猪口 通常の不動産投資と一緒でキャップレート (投資家が期待する利回り) 的には下がるわけですね。

大熊 そこはやはり市場原理で動いていきますので。そのため、利回りを狙って物件を増やすとなると、地方のほうが有利になってきます。地方にはまだまだ知らないエリアがたくさんあります。それに、昔からの街の中心部で駅に近いところに空き家があっても、地元の方はあまりその良さが分からない。先ほどご紹介した事例の金沢の金石でも、地元の人には「 あの辺りに住む人いてないですよ」と言われました。ところがいざやってみると、「戸建て住めるのであれば」古い建物の方が味があるとそういった 方々がいるわけです。そういったエリアをどれだけ探していくかがわれわれの宿題です。

猪口 かつてとは常識が変わってきていますから、そういう意味ではいろいろなところにチャンスがあるかもしれませんね。

大熊 そうですね。本来であれば地元の人に古家を買ってもらって再生してもらうのが一番なのですが、今のところはそこまでいっていなくて、都市部の投資家が地方に投資することが多いですね。ただ、それを起爆剤に地域再生をしていくのが順序としてはいいと思っています。これからも協議会から投資家を地方に送っていきたいです。

猪口 投資家には一般サラリーマンの方が多いのでしょうか。いわゆるプロの投資家はいかがですか。

大熊 不動産に慣れている方はいますが少ないですね。われわれが行ったアンケートによると、投資をしている方は40代、50代が多い。これは、戸建て投資は融資がしにくくキャッシュが必要になるためだと思われます。投資目的としては「老後の資金づくり」と「収入源の分散」が多く、「投資スタイルは高利回り・リスク許容型」と「低利回り・リスク回避型」が多くなりました。いずれも継続的収益を重視していることから、コツコツ型の方が多いようです。
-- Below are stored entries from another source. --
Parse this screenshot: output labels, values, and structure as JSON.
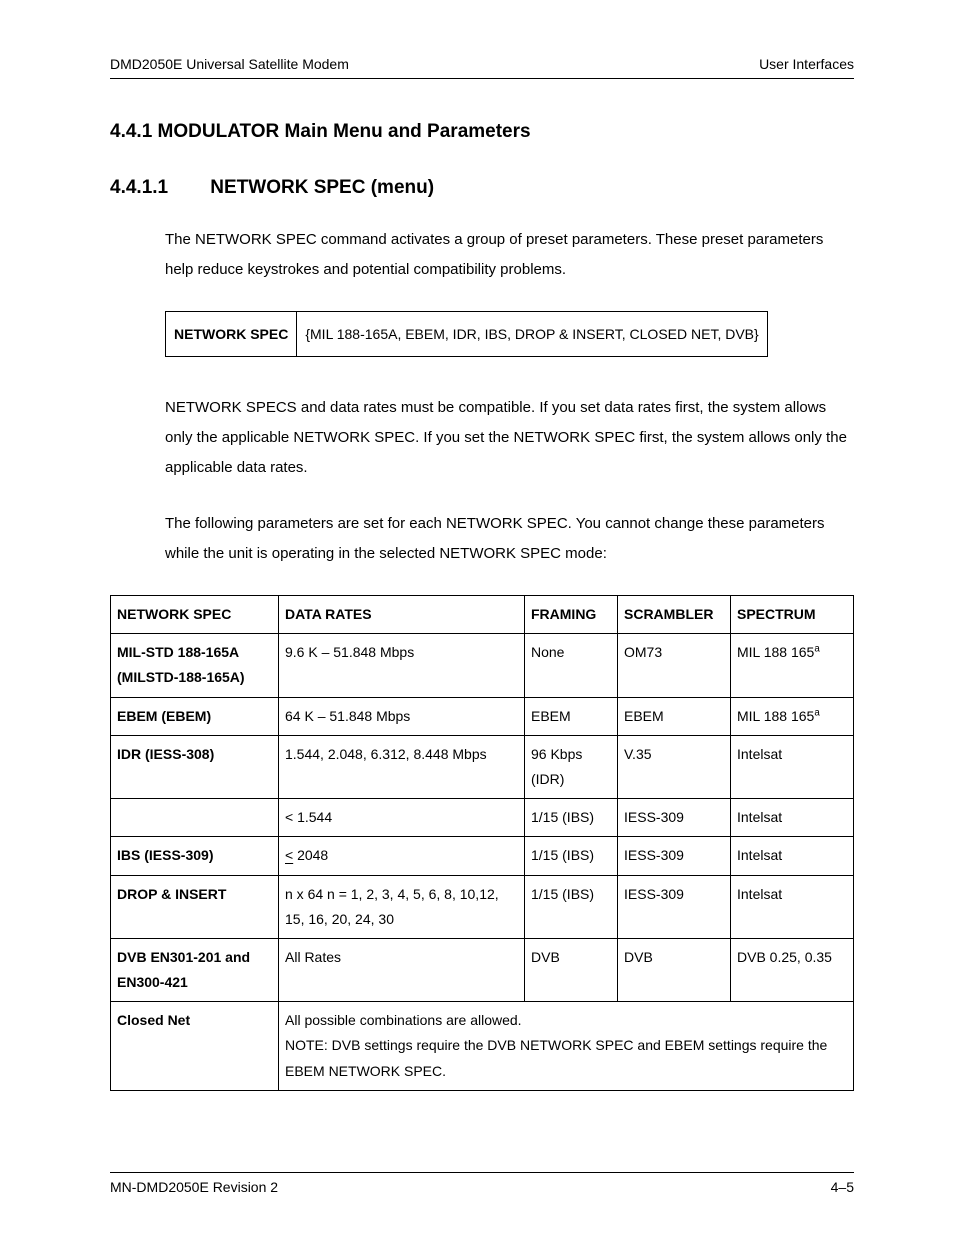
{
  "header": {
    "left": "DMD2050E Universal Satellite Modem",
    "right": "User Interfaces"
  },
  "section1": {
    "number": "4.4.1",
    "title": "MODULATOR Main Menu and Parameters"
  },
  "section2": {
    "number": "4.4.1.1",
    "title": "NETWORK SPEC (menu)"
  },
  "para1": "The NETWORK SPEC command activates a group of preset parameters.  These preset parameters help reduce keystrokes and potential compatibility problems.",
  "spec_box": {
    "label": "NETWORK SPEC",
    "value": "{MIL 188-165A, EBEM, IDR, IBS, DROP & INSERT, CLOSED NET, DVB}"
  },
  "para2": "NETWORK SPECS and data rates must be compatible.  If you set data rates first, the system allows only the applicable NETWORK SPEC. If you set the NETWORK SPEC first, the system allows only the applicable data rates.",
  "para3": "The following parameters are set for each NETWORK SPEC. You cannot change these parameters while the unit is operating in the selected NETWORK SPEC mode:",
  "table": {
    "headers": [
      "NETWORK SPEC",
      "DATA RATES",
      "FRAMING",
      "SCRAMBLER",
      "SPECTRUM"
    ],
    "rows": [
      {
        "spec": "MIL-STD 188-165A (MILSTD-188-165A)",
        "rates": "9.6 K – 51.848 Mbps",
        "framing": "None",
        "scrambler": "OM73",
        "spectrum": "MIL 188 165",
        "sup": "a"
      },
      {
        "spec": "EBEM (EBEM)",
        "rates": "64 K – 51.848 Mbps",
        "framing": "EBEM",
        "scrambler": "EBEM",
        "spectrum": "MIL 188 165",
        "sup": "a"
      },
      {
        "spec": "IDR (IESS-308)",
        "rates": "1.544, 2.048, 6.312, 8.448 Mbps",
        "framing": "96 Kbps (IDR)",
        "scrambler": "V.35",
        "spectrum": "Intelsat"
      },
      {
        "spec": "",
        "rates": "< 1.544",
        "framing": "1/15 (IBS)",
        "scrambler": "IESS-309",
        "spectrum": "Intelsat"
      },
      {
        "spec": "IBS (IESS-309)",
        "rates_underline": "<",
        "rates_after": " 2048",
        "framing": "1/15 (IBS)",
        "scrambler": "IESS-309",
        "spectrum": "Intelsat"
      },
      {
        "spec": "DROP & INSERT",
        "rates": "n x 64 n = 1, 2, 3, 4, 5, 6, 8, 10,12, 15, 16, 20, 24, 30",
        "framing": "1/15 (IBS)",
        "scrambler": "IESS-309",
        "spectrum": "Intelsat"
      },
      {
        "spec": "DVB EN301-201 and EN300-421",
        "rates": "All Rates",
        "framing": "DVB",
        "scrambler": "DVB",
        "spectrum": "DVB 0.25, 0.35"
      }
    ],
    "closed_net": {
      "label": "Closed Net",
      "line1": "All possible combinations are allowed.",
      "line2": "NOTE: DVB settings require the DVB NETWORK SPEC and EBEM settings require the EBEM NETWORK SPEC."
    }
  },
  "footer": {
    "left": "MN-DMD2050E   Revision 2",
    "right": "4–5"
  }
}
協議会に興味を持っていただいたきっかけとしては、物件ツアーが最も多い回答になりました。他にも「他の不動産と比較して小さい費用で始められること」があります。一般の不動産投資に対する印象では「投資額が高額になる」という回答が多かったので、面白いことに逆の結果となっています。また、「買ってはいけない戸建ての目利きがリアルで学べる」「様々なエリアで物件ツアーに参加できる仕組み」「古家の専門家(古家再生士)を紹介してもらえる仕組み」等の回答も多かったことから、われわれが目指す協議会の機能がきちんと果たされていることが分かりました。

協議会に対する印象では「地域社会に貢献できそう」という回答が6割近くと最も多くなりました。株投資でこんなことを言う人はなかなかいないと思います。胡散臭い不動産会社も多いですが、われわれの仕組みは明瞭なので信頼いただけています。
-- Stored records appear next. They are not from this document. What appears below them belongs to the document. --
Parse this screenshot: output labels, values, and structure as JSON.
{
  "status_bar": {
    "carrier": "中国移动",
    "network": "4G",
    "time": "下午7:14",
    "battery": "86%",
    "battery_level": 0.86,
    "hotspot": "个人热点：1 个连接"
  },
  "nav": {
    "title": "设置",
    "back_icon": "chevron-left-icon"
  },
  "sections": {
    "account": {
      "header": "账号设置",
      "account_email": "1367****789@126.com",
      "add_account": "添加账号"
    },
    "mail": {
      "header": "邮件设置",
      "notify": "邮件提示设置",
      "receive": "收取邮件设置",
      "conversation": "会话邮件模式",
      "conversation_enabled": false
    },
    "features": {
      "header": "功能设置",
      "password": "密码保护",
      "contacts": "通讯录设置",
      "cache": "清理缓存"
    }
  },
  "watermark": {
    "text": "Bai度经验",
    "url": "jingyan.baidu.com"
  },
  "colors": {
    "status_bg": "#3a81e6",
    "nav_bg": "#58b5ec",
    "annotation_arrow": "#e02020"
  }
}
猪口 地域貢献や小さなところを応援していきたい、そういった方々が多いということですね。

大熊 そうですね。投資額が1戸当たりの平均が600万円ですから、自分のステージに合わせて1軒、2軒、3軒とコツコツ増やしていくような方が多いですね。一方で、一番多い方では40軒を超える方もいて、そのような方はエリアを分散しています。年収は600〜1,000万円の方が多く、2,000万円以上の方も約10%いらっしゃいます。職業は公務員も含めたサラリーマンが約60%で、それ以外は経営者と役員、自営業者で約30〜40%です。

猪口 いろいろ勉強させていただいて、講座を受けてみたくなりました。

大熊 物件ツアーはとても楽しいのでぜひご参加ください。僕は、不動産をエンターテインメント化したいと思っています。不動産を見に行くのは楽しいことなのに、知識がないとどこを見たらいいか分からないし、どんな話をしたらいいのかも分かりません。そこをきちんと解説して、周りの人間もいろいろな話をしてくれるので、めちゃくちゃ楽しいですよ。

猪口 地域理解にも繋がりますね。自分の家や会社近辺のことは分かっても、少し離れてしまうとまったく分かりません。ツアーをきっかけに、ここにはこういうものがあって、誰が住んでいるかが分かって、そこに少しでも貢献できたらと思うと楽しいですよね。

大熊 特に都会の方が地方に行って投資するのは非常にハードルが高いですが、この仕組みの中でやればある程度システム化されていますし、専門家も解説してくれるし、同じような仲間と一緒に参加できるので、ハードルが大きく下がって地方への投資がしやすくなります。

猪口 本当に素晴らしい取り組みですね。本日はありがとうございました。